Ich hatte als Kind oft heimlich unter der Bettdecke mit Taschenlampe gelesen. Irgendwann brauchte ich leider eine Brille. Niemand in unserer Familie ist kurzsichtig, so wie ich. Ob es wirklich am Lesen bei schlechtem Licht lag, weiß der Fuchs. Der Augenarzt hatte es damals behauptet, müsste mal wieder nachfragen, wie die Erkenntnisse heute sind.

Das ist wieder so ein alter Humbug. Schlechtes Licht strengt zwar an, schädigt aber nicht die Augen. Hier der Beweis: http://www.carechannel.de/cgi/vb/vbgs.cgi?frage=3981

Schlechte Lichtverhältnisse am Schreibtisch schädigen die Augen zwar nicht dauerhaft, mangelndes Licht wird aber schnell als unangenehm empfunden. Und vorhandene Augenfehler können sich durch schlechtes Licht am Schreibtisch oder am Computer stärker bemerkbar machen, meinen Fachleute vom Bundesverband deutscher Augenärzte in Düsseldorf.
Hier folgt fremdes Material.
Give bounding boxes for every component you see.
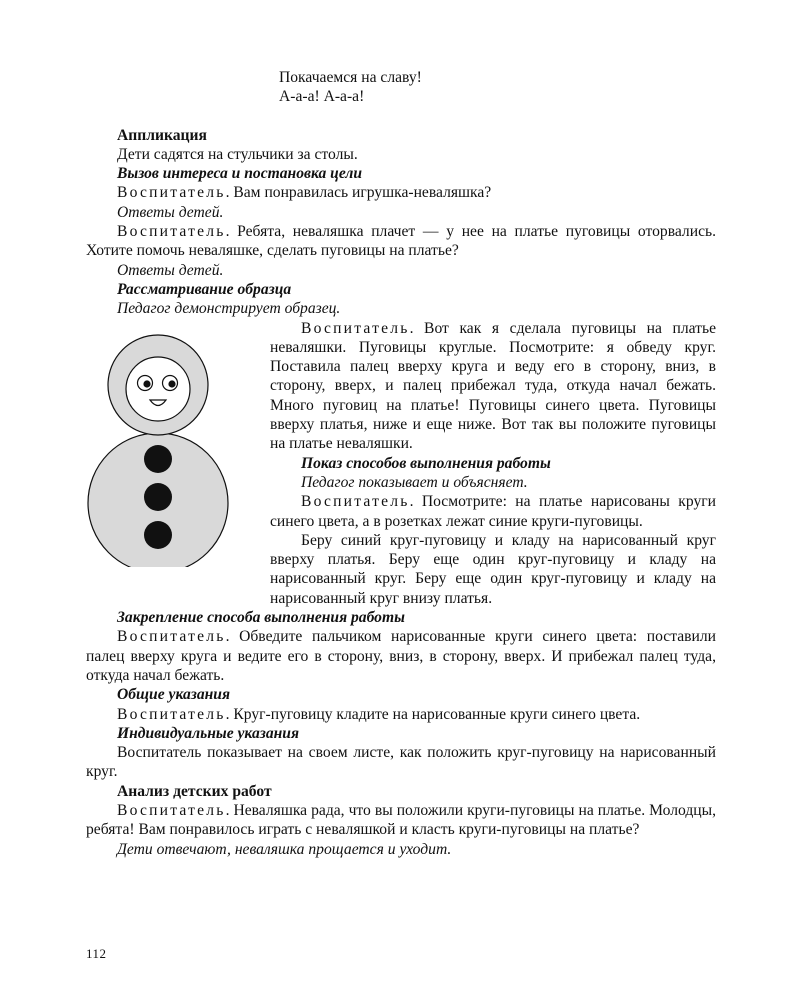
page-number: 112 [86, 946, 107, 961]
speaker-label: Воспитатель [301, 493, 410, 511]
speaker-label: Воспитатель [117, 628, 226, 646]
paragraph-liked: Воспитатель. Вам понравилась игрушка-неваляшка? [117, 184, 492, 202]
paragraph-trace: Воспитатель. Обведите пальчиком нарисованные круги синего цвета: поставили палец вверху круга и ведите его в сторону, вниз, в сторону, вверх. И прибежал палец туда, откуда начал бежать. [86, 628, 716, 684]
button-2 [144, 483, 172, 511]
verse-line-1: Покачаемся на славу! [279, 69, 422, 86]
roly-poly-doll-icon [84, 327, 268, 567]
speaker-label: Воспитатель [117, 184, 226, 202]
speaker-label: Воспитатель [117, 705, 226, 723]
heading-analysis: Анализ детских работ [117, 782, 272, 800]
paragraph-put: Воспитатель. Круг-пуговицу кладите на нарисованные круги синего цвета. [117, 705, 641, 723]
paragraph-happy: Воспитатель. Неваляшка рада, что вы положили круги-пуговицы на платье. Молодцы, ребята! Вам понравилось играть с неваляшкой и класть круги-пуговицы на платье? [86, 801, 716, 839]
note-shows: Педагог показывает и объясняет. [301, 473, 528, 491]
page-body [86, 68, 716, 859]
heading-individual: Индивидуальные указания [117, 724, 299, 742]
note-end: Дети отвечают, неваляшка прощается и уходит. [117, 840, 452, 858]
heading-general: Общие указания [117, 686, 231, 704]
section-heading-applique: Аппликация [117, 126, 207, 144]
paragraph-look: Воспитатель. Посмотрите: на платье нарисованы круги синего цвета, а в розетках лежат синие круги-пуговицы. [270, 493, 716, 530]
paragraph-crying: Воспитатель. Ребята, неваляшка плачет — у нее на платье пуговицы оторвались. Хотите помочь неваляшке, сделать пуговицы на платье? [86, 223, 716, 260]
figure-side-text [270, 319, 716, 608]
paragraph-made: Воспитатель. Вот как я сделала пуговицы на платье неваляшки. Пуговицы круглые. Посмотрите: я обведу круг. Поставила палец вверху круга и веду его в сторону, вниз, в сторону, вверх, и палец прибежал туда, откуда начал бежать. Много пуговиц на платье! Пуговицы синего цвета. Пуговицы вверху платья, ниже и еще ниже. Вот так вы положите пуговицы на платье неваляшки. [270, 319, 716, 453]
roly-poly-figure [84, 319, 268, 572]
button-1 [144, 445, 172, 473]
verse [86, 68, 716, 107]
answers-1: Ответы детей. [117, 203, 224, 221]
heading-interest: Вызов интереса и постановка цели [117, 165, 363, 183]
paragraph-teacher-shows: Воспитатель показывает на своем листе, как положить круг-пуговицу на нарисованный круг. [86, 744, 716, 781]
paragraph-children-sit: Дети садятся на стульчики за столы. [117, 145, 358, 163]
answers-2: Ответы детей. [117, 261, 224, 279]
right-pupil [168, 380, 175, 387]
paragraph-take: Беру синий круг-пуговицу и кладу на нарисованный круг вверху платья. Беру еще один круг-пуговицу и кладу на нарисованный круг. Беру еще один круг-пуговицу и кладу на нарисованный круг внизу платья. [270, 531, 716, 607]
figure-section [86, 319, 716, 608]
heading-fix: Закрепление способа выполнения работы [117, 609, 405, 627]
speaker-label: Воспитатель [117, 801, 226, 819]
note-demo: Педагог демонстрирует образец. [117, 300, 341, 318]
heading-show: Показ способов выполнения работы [301, 454, 551, 472]
speaker-label: Воспитатель [301, 319, 410, 337]
heading-sample: Рассматривание образца [117, 280, 292, 298]
left-pupil [143, 380, 150, 387]
button-3 [144, 521, 172, 549]
face-circle [126, 357, 190, 421]
speaker-label: Воспитатель [117, 223, 226, 241]
verse-line-2: А-а-а! А-а-а! [279, 88, 365, 106]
Soweit mir bekannt ist, ist erwiesen, dass schlechtes Licht eher müde macht, aber nicht die Augen schädigt. Wahrscheinlich weil sie vorher schon zufallen :) LG Lotusblume

Egal was hier für Antworten auftauchen: Ich kann einfach bei hellem Tages- oder Sonnenlicht besser das kleingedruckte in der Zeitung ohne Brille lesen, als bei Kunstlicht. Das bedeutet für mich, dass das Licht ausschlaggebend ist für gutes Sehen.
Ja, das ist ein Mythos! Einzig asthenopische Beschwerden (=Ermüdungserscheinen) können dadurch auftreten, was sich unterschiedlich äußern kann: Augenbrennen, anstrengendes Gefühl in den Augen, Kopfweh, tränende Augen,... Diese Erscheinungen sind aber vorrübergehend und schädigen die Sehleistung der Augen in keinster Weise! Angenehmer ist es natürlich immer, bei gutem Licht zu lesen.
schön, dass wir hier von deinen Leseerfahrungen immer wieder profitieren können.